Dolben was born February 8, 1848, in Guernsey and brought up at Finedon Hall in Northamptonshire. He was educated at Cheam School and Eton College. At Eton, his distant cousin Bridges was his senior and took him under his wing. Dolben caused considerable scandal at school by his exhibitionist behavior. He chronicled his romantic attachment to another pupil a year older than he was, Martin Le Marchant Gosselin, by writing love poetry. He also defied his strict Protestant upbringing by joining group of studetns of the Oxford Movement, a movement of high church members of the Church of England which began in the 1830s and eventually developed into Anglo-Catholicism. He then claimed allegiance to the Order of St Benedict, affecting a monk’s habit. He was considering a conversion to Roman Catholicism. On June 28, 1867, Dolben drowned in the River Welland when bathing with the ten-year-old son of his tutor, Rev. C. E. Prichard, Rector of South Luffenham in Rutland. Dolben was then aged 19 and preparing to go up to Oxford.

According to Simon Edge, the English poet and Jesuit priest Gerard Manley Hopkins was “so captivated by a brief meeting [with Dolben] that he spent the rest of his life mourning him.” In a letter to Bridges after Dolben’s death, Hopkins said “there can very seldom have happened the loss of so much beauty (in body and mind and life) and of the promise of still more as there has been in his case.” Hopkins also asked Bridges whether Dolben’s family had considered publishing his poems. Fortunately, the independently wealthy Bridges later published books of poems by both Dolben and Hopkins, or their poetry might have been lost to the world forever. Dolben’s poems were published in a single volume by Bridges in 1911; the Oxford Dictionary of National Biography says that his work stands “among the best of the poetry of the Oxford Movement.” Dolben’s death, it adds, “was the end of a life of exceptional poetic promise.” 

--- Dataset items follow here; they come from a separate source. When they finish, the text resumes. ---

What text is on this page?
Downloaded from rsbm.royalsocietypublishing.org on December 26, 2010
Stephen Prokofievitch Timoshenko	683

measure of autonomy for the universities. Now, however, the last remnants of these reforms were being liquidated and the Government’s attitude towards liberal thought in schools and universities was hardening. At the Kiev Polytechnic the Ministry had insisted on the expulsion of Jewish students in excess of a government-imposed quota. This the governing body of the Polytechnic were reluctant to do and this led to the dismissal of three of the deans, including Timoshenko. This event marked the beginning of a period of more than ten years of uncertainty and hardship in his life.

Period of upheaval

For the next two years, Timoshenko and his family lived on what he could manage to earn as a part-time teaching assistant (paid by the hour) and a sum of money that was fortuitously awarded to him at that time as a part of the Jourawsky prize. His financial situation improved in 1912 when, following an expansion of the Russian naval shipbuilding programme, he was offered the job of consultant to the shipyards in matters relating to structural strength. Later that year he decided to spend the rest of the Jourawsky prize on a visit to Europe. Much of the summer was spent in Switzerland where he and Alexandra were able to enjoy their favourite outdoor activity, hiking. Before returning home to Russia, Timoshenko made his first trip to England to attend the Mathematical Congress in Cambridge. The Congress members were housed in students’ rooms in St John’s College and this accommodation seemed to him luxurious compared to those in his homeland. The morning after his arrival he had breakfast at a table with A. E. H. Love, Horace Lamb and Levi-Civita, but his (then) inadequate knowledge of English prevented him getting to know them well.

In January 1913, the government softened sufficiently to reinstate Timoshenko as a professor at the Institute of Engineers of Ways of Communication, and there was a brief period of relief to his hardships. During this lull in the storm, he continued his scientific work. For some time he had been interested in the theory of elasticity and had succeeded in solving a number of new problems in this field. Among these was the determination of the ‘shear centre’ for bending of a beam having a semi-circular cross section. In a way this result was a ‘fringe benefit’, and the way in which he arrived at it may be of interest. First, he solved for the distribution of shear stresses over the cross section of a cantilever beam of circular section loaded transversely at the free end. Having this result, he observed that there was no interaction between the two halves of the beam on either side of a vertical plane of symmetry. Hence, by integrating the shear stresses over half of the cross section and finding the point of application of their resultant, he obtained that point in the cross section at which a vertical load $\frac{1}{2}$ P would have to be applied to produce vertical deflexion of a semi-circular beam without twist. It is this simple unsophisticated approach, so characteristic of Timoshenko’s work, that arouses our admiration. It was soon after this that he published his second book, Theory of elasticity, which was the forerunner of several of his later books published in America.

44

In his biography of Dolben, Bridges identifies Dolben’s ardent affection for another of his Eton classmates, a particularly attractive (if in Bridges’s estimation somewhat vacuous) member of their high church circle. Bridges calls this an “idolization”, but infatuation is a better term; the poems are plainly homoerotic. While editing the book Bridges refused the suggestion put forth by mutual friends that he rewrite Dolben’s poems to read as though they had been written for a girl: but he did agree to suppress the identity of Gosselin, the seemingly oblivious young man who had so enamored Dolben.  Gosselin, the British Minister to Lisbon and a knight, had himself died a few years before Bridges began his memoir. (His widow requested the suppression after denying access to his diary.) Bridges does not ignore Dolben’s sexuality. However, he is never direct, and his discussion of his sexuality is hesitant, extremely guarded without any direct or conclusive statement.